Bolsonaro critica derrubada de veto a reajuste de servidores durante a pandemia

O presidente Jair Bolsonaro considera que a derrubada, pelo Senado, do veto à autorização do reajuste salarial a servidores federais durante o período da pandemia da covid-19 prejudica o Brasil, trazendo grandes prejuízos financeiros. O veto ainda será analisado pela Câmara dos Deputados.

“Ontem [19], o Senado derrubou um veto que vai dar um prejuízo de R$ 120 bilhões para o Brasil. Então, eu não posso governar um país. Se esse veto [derrubada de veto] for mantido na Câmara, é impossível governar o Brasil. É de todo mundo a responsabilidade de ajudar o Brasil a sair do buraco”, disse o presidente na saída do Palácio da Alvorada na manhã desta quinta-feira (20).

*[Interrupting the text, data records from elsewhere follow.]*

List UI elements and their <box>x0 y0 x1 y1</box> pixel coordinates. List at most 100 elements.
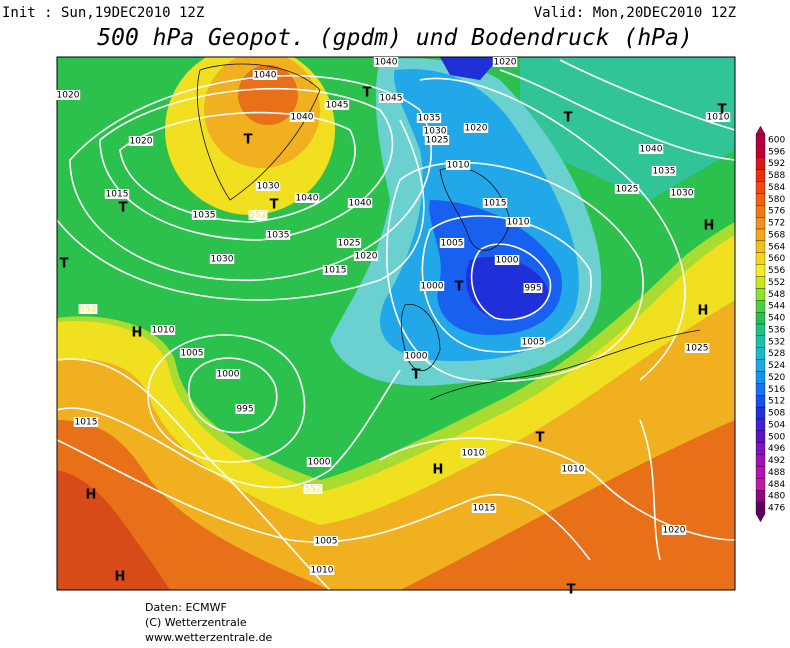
isobar-label: 1020 <box>130 137 153 147</box>
isobar-label: 1020 <box>465 124 488 134</box>
isobar-label: 1025 <box>426 136 449 146</box>
label-box <box>128 136 154 146</box>
colorbar-label: 596 <box>768 147 785 157</box>
isobar-label: 1040 <box>296 194 319 204</box>
label-box <box>661 525 687 535</box>
isobar-label: 552 <box>304 485 321 495</box>
isobar-label: 1035 <box>267 231 290 241</box>
colorbar-swatch <box>755 311 766 325</box>
label-box <box>614 184 640 194</box>
isobar-label: 1025 <box>338 239 361 249</box>
isobar-label: 995 <box>524 284 541 294</box>
isobar-label: 1010 <box>507 218 530 228</box>
colorbar-swatch <box>755 240 766 253</box>
colorbar-swatch <box>755 300 766 313</box>
colorbar-swatch <box>755 418 766 431</box>
map-labels: 1040 1020 1040 1020 1045 1045 1040 1020 1035 1030… <box>55 57 731 598</box>
colorbar-swatch <box>755 205 766 218</box>
label-box <box>424 135 450 145</box>
isobar-label: 1000 <box>496 256 519 266</box>
label-box <box>248 210 268 220</box>
colorbar-swatch <box>755 276 766 289</box>
isobar-label: 1035 <box>418 114 441 124</box>
isobar-label: 995 <box>236 405 253 415</box>
colorbar-label: 504 <box>768 420 785 430</box>
pressure-center: H <box>433 463 444 478</box>
pressure-center: T <box>412 368 421 383</box>
isobar-label: 1025 <box>686 344 709 354</box>
isobar-label: 1000 <box>217 370 240 380</box>
pressure-center: H <box>86 488 97 503</box>
colorbar-swatch <box>755 395 766 408</box>
isobar-label: 1010 <box>447 161 470 171</box>
colorbar-label: 564 <box>768 242 785 252</box>
colorbar-swatch <box>755 466 766 479</box>
colorbar-label: 524 <box>768 361 785 371</box>
colorbar-swatch <box>755 169 766 182</box>
colorbar-swatch <box>755 490 766 503</box>
pressure-center: T <box>60 257 69 272</box>
colorbar-label: 480 <box>768 492 785 502</box>
isobar-label: 1010 <box>311 566 334 576</box>
valid-time: Valid: Mon,20DEC2010 12Z <box>534 5 736 21</box>
label-box <box>684 343 710 353</box>
isobar-label: 1000 <box>308 458 331 468</box>
colorbar-label: 488 <box>768 468 785 478</box>
footer-line: (C) Wetterzentrale <box>145 616 247 629</box>
isobar-label: 1040 <box>254 71 277 81</box>
colorbar-swatch <box>755 252 766 265</box>
isobar-label: 1030 <box>424 127 447 137</box>
isobar-label: 1045 <box>326 101 349 111</box>
label-box <box>705 112 731 122</box>
colorbar-swatch <box>755 145 766 158</box>
label-box <box>651 166 677 176</box>
colorbar-label: 560 <box>768 254 785 264</box>
colorbar-label: 544 <box>768 302 785 312</box>
label-box <box>179 348 205 358</box>
label-box <box>309 565 335 575</box>
colorbar-swatch <box>755 359 766 372</box>
label-box <box>638 144 664 154</box>
label-box <box>494 255 520 265</box>
label-box <box>422 126 448 136</box>
pressure-center: T <box>536 431 545 446</box>
label-box <box>336 238 362 248</box>
colorbar-cap <box>755 125 766 135</box>
colorbar-swatch <box>755 454 766 467</box>
label-box <box>303 484 323 494</box>
colorbar-swatch <box>755 347 766 360</box>
isobar-label: 1040 <box>375 58 398 68</box>
isobar-label: 1020 <box>663 526 686 536</box>
footer-line: www.wetterzentrale.de <box>145 631 273 644</box>
label-box <box>378 93 404 103</box>
colorbar-swatch <box>755 157 766 170</box>
colorbar-label: 532 <box>768 337 785 347</box>
colorbar-label: 600 <box>768 136 785 146</box>
isobar-label: 552 <box>249 211 266 221</box>
label-box <box>191 210 217 220</box>
label-box <box>439 238 465 248</box>
label-box <box>560 464 586 474</box>
label-box <box>55 90 81 100</box>
colorbar-label: 556 <box>768 266 785 276</box>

Em maio, Bolsonaro sancionou a lei que trata da ajuda financeira a estados, municípios e o Distrito Federal para o combate aos efeitos da pandemia do novo coronavírus (covid-19), e que também prevê que os servidores públicos deverão ficar sem reajuste até o fim de 2021. Na ocasião, ele vetou a possibilidade de deixar algumas categorias de fora desse congelamento, como trabalhadores da educação, saúde e segurança pública, servidores de carreiras periciais, profissionais de limpeza urbana e de serviços funerários.

O presidente alegou que as exceções que autorizam o reajuste de salários violam o interesse público ao diminuir a economia estimada com a suspensão dos reajustes. Entretanto, ao derrubar o veto, a maioria dos senadores entendeu que essas categorias atuaram direta ou indiretamente no combate à pandemia, mantendo serviços básicos e essenciais em um período em que parte da sociedade se mantém em casa, protegendo-se do vírus. Por isso, justificaram a derrubada afirmando que esses profissionais merecem ter o reajuste previsto, a despeito da crise econômica.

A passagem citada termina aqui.